Scab disease caused by Fusarium spp. has been a major concern for both wheat producers and consumers. Deployment of scab-resistant varieties is the major strategy to curb this disease. To identify the scab resistance genes in wheat cv. Wangshuibai, we produced a F(6:7) recombinant inbred line (RIL) population by crossing Wangshuibai with the scab-susceptible cultivar Nanda2419. The RILs were evaluated for scab resistance in the field by single floret inoculation in two replicates in 2002 and one replicate in 2003. The number of diseased spikelets (NDS) and the length of diseased rachides (LDR) were investigated to reflect the Type II resistance. Among 654 simple sequence repeat (SSR) markers surveyed, 326 were found to be polymorphic between the parents. A partial molecular map was constructed with these markers that covered over 2,210 cM of the wheat genome.
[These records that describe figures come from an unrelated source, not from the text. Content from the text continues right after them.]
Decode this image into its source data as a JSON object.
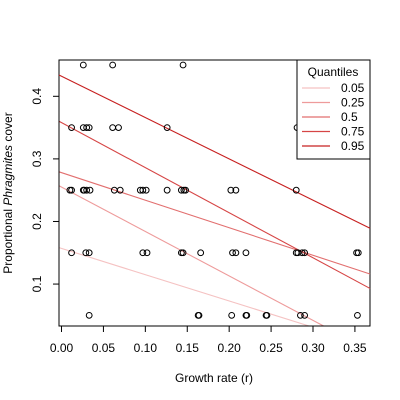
{
  "chart_data": {
    "type": "scatter",
    "xlabel": "Growth rate (r)",
    "ylabel_prefix": "Proportional ",
    "ylabel_italic": "Phragmites",
    "ylabel_suffix": " cover",
    "xlim": [
      -0.003,
      0.368
    ],
    "ylim": [
      0.033,
      0.458
    ],
    "xticks": [
      0.0,
      0.05,
      0.1,
      0.15,
      0.2,
      0.25,
      0.3,
      0.35
    ],
    "xtick_labels": [
      "0.00",
      "0.05",
      "0.10",
      "0.15",
      "0.20",
      "0.25",
      "0.30",
      "0.35"
    ],
    "yticks": [
      0.1,
      0.2,
      0.3,
      0.4
    ],
    "ytick_labels": [
      "0.1",
      "0.2",
      "0.3",
      "0.4"
    ],
    "points": [
      {
        "x": 0.026,
        "y": 0.45
      },
      {
        "x": 0.061,
        "y": 0.45
      },
      {
        "x": 0.145,
        "y": 0.45
      },
      {
        "x": 0.012,
        "y": 0.35
      },
      {
        "x": 0.026,
        "y": 0.35
      },
      {
        "x": 0.03,
        "y": 0.35
      },
      {
        "x": 0.033,
        "y": 0.35
      },
      {
        "x": 0.061,
        "y": 0.35
      },
      {
        "x": 0.068,
        "y": 0.35
      },
      {
        "x": 0.126,
        "y": 0.35
      },
      {
        "x": 0.281,
        "y": 0.35
      },
      {
        "x": 0.01,
        "y": 0.25
      },
      {
        "x": 0.012,
        "y": 0.25
      },
      {
        "x": 0.026,
        "y": 0.25
      },
      {
        "x": 0.027,
        "y": 0.25
      },
      {
        "x": 0.03,
        "y": 0.25
      },
      {
        "x": 0.034,
        "y": 0.25
      },
      {
        "x": 0.063,
        "y": 0.25
      },
      {
        "x": 0.07,
        "y": 0.25
      },
      {
        "x": 0.094,
        "y": 0.25
      },
      {
        "x": 0.097,
        "y": 0.25
      },
      {
        "x": 0.101,
        "y": 0.25
      },
      {
        "x": 0.126,
        "y": 0.25
      },
      {
        "x": 0.143,
        "y": 0.25
      },
      {
        "x": 0.146,
        "y": 0.25
      },
      {
        "x": 0.148,
        "y": 0.25
      },
      {
        "x": 0.202,
        "y": 0.25
      },
      {
        "x": 0.208,
        "y": 0.25
      },
      {
        "x": 0.28,
        "y": 0.25
      },
      {
        "x": 0.012,
        "y": 0.15
      },
      {
        "x": 0.029,
        "y": 0.15
      },
      {
        "x": 0.033,
        "y": 0.15
      },
      {
        "x": 0.097,
        "y": 0.15
      },
      {
        "x": 0.102,
        "y": 0.15
      },
      {
        "x": 0.143,
        "y": 0.15
      },
      {
        "x": 0.145,
        "y": 0.15
      },
      {
        "x": 0.166,
        "y": 0.15
      },
      {
        "x": 0.204,
        "y": 0.15
      },
      {
        "x": 0.208,
        "y": 0.15
      },
      {
        "x": 0.22,
        "y": 0.15
      },
      {
        "x": 0.28,
        "y": 0.15
      },
      {
        "x": 0.282,
        "y": 0.15
      },
      {
        "x": 0.287,
        "y": 0.15
      },
      {
        "x": 0.29,
        "y": 0.15
      },
      {
        "x": 0.352,
        "y": 0.15
      },
      {
        "x": 0.354,
        "y": 0.15
      },
      {
        "x": 0.033,
        "y": 0.05
      },
      {
        "x": 0.163,
        "y": 0.05
      },
      {
        "x": 0.164,
        "y": 0.05
      },
      {
        "x": 0.203,
        "y": 0.05
      },
      {
        "x": 0.22,
        "y": 0.05
      },
      {
        "x": 0.221,
        "y": 0.05
      },
      {
        "x": 0.244,
        "y": 0.05
      },
      {
        "x": 0.245,
        "y": 0.05
      },
      {
        "x": 0.285,
        "y": 0.05
      },
      {
        "x": 0.29,
        "y": 0.05
      },
      {
        "x": 0.353,
        "y": 0.05
      }
    ],
    "quantile_lines": [
      {
        "name": "0.05",
        "color": "#f5c2c2",
        "y0": 0.157,
        "slope": -0.42
      },
      {
        "name": "0.25",
        "color": "#ee9b9b",
        "y0": 0.255,
        "slope": -0.71
      },
      {
        "name": "0.5",
        "color": "#e26f6f",
        "y0": 0.278,
        "slope": -0.44
      },
      {
        "name": "0.75",
        "color": "#d64545",
        "y0": 0.358,
        "slope": -0.72
      },
      {
        "name": "0.95",
        "color": "#c72020",
        "y0": 0.432,
        "slope": -0.66
      }
    ],
    "legend": {
      "title": "Quantiles",
      "position": "top-right",
      "entries": [
        "0.05",
        "0.25",
        "0.5",
        "0.75",
        "0.95"
      ]
    },
    "grid": false
  }
}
Six chromosome regions showed association with both NDS and LDR in a one-way anova analysis, even though the variation explained by them varied between the two traits. Eight intervals were detected for their association with Type II resistance through interval mapping, five of which were not identified in single-point analysis. The quantitative trait loci (QTL) with large effects were the ones in the interval of Xgwm533-3-Xgwm533-1 on chromosome 3B and in the interval of Xwmc539-Xbarc024 on chromosome 6B, whose alleles favoring resistance originate from Wangshuibai. In addition, a QTL whose resistance allele originated from Nanda2419 was consistently detected in the interval of Xs1021m-Xgwm47-1 on chromosome 2B. These results suggest that Wangshuibai is the major source for Type II resistance in this population. The markers associated with these QTL would facilitate the use of scab-resistant genes of Wangshuibai in scab resistance breeding programs of wheat.